1…液滴吐出ヘッド、15…ノズル開口部、15A〜15D…ノズル開口群、20…リザーバ形成基板(封止部材)、70…圧電体膜(圧電素子)、80…上電極膜(電極)、85…接合材層(接合材)、200…駆動回路部、202…樹脂(樹脂材料:モールド材)、300…圧電素子(駆動素子)、300A、300B…圧電素子群(駆動素子群)、500…フレキシブル基板、510…配線パターン(導電部)、510a…配線、512…端子部、513…屈折部、700…溝部、800…圧着ツール、820…圧着層、820a…凸部、830…接着層。

Claims (9)

  1. フレキシブル基板の一面に配線が複数配列された端子部を、電極に対して圧着させる圧着ツールであって、
    前記圧着ツールは、少なくとも前記配線の長手方向に対して略直角方向に沿って設けた、複数の凸部を備えたことを特徴とする圧着ツール。

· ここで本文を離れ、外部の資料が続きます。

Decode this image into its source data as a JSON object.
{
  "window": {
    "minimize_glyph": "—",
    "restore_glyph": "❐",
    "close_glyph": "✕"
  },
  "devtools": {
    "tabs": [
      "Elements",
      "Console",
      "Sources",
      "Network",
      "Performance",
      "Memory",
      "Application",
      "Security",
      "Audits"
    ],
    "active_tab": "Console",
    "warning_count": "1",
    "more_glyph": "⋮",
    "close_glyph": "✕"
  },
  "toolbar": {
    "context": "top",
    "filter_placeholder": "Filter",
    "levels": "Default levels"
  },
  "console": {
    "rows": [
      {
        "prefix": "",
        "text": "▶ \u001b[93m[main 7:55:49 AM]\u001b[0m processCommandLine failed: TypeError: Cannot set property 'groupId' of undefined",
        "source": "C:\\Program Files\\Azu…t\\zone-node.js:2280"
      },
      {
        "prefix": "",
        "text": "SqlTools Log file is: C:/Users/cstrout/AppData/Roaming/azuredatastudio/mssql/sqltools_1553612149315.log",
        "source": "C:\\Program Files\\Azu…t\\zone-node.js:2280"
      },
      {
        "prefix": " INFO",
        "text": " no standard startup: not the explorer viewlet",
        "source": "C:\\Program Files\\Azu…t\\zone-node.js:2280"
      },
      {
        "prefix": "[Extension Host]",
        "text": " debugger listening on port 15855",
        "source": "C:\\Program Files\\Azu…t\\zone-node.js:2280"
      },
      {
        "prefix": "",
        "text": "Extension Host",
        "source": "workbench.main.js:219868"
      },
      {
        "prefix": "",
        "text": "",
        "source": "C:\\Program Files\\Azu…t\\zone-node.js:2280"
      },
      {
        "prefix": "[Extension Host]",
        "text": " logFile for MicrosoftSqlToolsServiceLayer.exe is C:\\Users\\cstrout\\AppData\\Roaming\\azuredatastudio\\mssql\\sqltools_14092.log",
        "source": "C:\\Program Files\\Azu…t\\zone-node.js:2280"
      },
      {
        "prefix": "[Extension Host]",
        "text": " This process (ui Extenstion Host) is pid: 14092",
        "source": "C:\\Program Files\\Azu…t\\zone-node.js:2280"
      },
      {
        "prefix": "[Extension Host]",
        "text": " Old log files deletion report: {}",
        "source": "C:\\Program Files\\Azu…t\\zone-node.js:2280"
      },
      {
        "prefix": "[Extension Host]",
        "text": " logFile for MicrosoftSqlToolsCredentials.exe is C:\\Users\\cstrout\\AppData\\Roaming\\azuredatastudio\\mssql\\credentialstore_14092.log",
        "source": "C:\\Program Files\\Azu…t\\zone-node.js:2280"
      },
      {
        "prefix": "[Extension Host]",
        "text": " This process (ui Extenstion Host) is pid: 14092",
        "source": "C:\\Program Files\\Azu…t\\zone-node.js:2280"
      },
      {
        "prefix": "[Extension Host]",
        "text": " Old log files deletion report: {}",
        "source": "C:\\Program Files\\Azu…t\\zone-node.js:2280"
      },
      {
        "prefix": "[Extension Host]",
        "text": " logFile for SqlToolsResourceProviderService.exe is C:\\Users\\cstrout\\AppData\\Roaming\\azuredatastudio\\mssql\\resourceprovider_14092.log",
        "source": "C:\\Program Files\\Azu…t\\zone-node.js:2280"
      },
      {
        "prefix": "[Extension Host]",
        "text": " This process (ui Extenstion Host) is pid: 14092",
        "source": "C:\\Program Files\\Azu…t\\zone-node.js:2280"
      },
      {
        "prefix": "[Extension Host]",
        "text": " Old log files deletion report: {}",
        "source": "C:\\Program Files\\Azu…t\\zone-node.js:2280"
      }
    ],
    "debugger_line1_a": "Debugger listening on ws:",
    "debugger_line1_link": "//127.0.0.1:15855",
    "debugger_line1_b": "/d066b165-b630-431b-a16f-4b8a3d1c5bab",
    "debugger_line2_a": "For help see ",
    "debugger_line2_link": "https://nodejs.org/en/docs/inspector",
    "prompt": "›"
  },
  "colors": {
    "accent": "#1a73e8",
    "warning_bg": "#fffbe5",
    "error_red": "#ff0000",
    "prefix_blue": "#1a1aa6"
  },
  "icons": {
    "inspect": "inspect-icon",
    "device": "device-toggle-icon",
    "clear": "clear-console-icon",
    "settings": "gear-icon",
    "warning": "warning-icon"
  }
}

  2. 前記凸部は、前記略直角方向に沿って延在する突条からなることを特徴とする請求項1記載の圧着ツール。
  3. 前記凸部は、前記略直角方向に沿って間欠的に配置された複数の突起からなることを特徴とする請求項1または2記載の圧着ツール。
  4. 前記凸部は、金属を電鋳法によって成形したものであることを特徴とする請求項1ないし3いずれか1項記載の圧着ツール。

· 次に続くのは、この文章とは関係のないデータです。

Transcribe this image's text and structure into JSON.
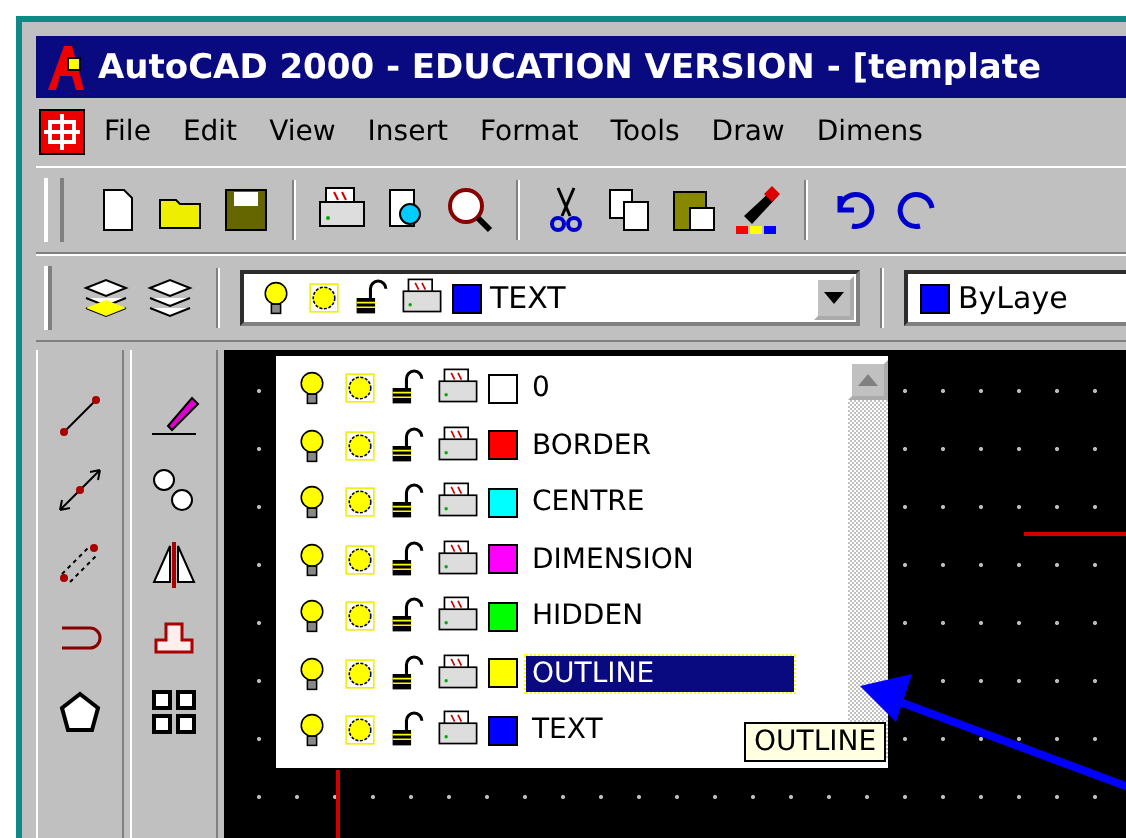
{
  "window": {
    "title": "AutoCAD 2000 - EDUCATION VERSION - [template"
  },
  "menu": [
    "File",
    "Edit",
    "View",
    "Insert",
    "Format",
    "Tools",
    "Draw",
    "Dimens"
  ],
  "layer_control": {
    "current": {
      "name": "TEXT",
      "color": "#0000ff"
    },
    "color_control": "ByLaye"
  },
  "layers": [
    {
      "name": "0",
      "color": "#ffffff",
      "selected": false
    },
    {
      "name": "BORDER",
      "color": "#ff0000",
      "selected": false
    },
    {
      "name": "CENTRE",
      "color": "#00ffff",
      "selected": false
    },
    {
      "name": "DIMENSION",
      "color": "#ff00ff",
      "selected": false
    },
    {
      "name": "HIDDEN",
      "color": "#00ff00",
      "selected": false
    },
    {
      "name": "OUTLINE",
      "color": "#ffff00",
      "selected": true
    },
    {
      "name": "TEXT",
      "color": "#0000ff",
      "selected": false
    }
  ],
  "tooltip": "OUTLINE"
}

  5. 前記凸部は、樹脂をナノインプリント法によって成形したものであることを特徴とする請求項1ないし3いずれか1項記載の圧着ツール。
  6. 前記凸部の突出高さは15μm以上であることを特徴とする請求項1ないし5いずれか1項記載の圧着ツール。
  7. フレキシブル基板の一面に配線が複数配列された端子部を、電極に対して圧着させる圧着方法であって、
    前記電極の一面に接合材をディップする工程と、
    少なくとも前記配線の長手方向に対して略直角方向に沿って延びる、複数の凸部を備えた圧着ツールを用いて、前記フレキシブル基板の他面から前記端子部を前記電極に押し付ける工程と、を少なくとも備えたことを特徴とする圧着方法。
  8. 前記接合材は絶縁性樹脂であることを特徴とする請求項7記載の圧着方法。
  9. 請求項7または8記載の圧着方法を備え、圧着ツールを用いて前記フレキシブル基板を電極に圧着したことを特徴とする液滴吐出ヘッドの製造方法。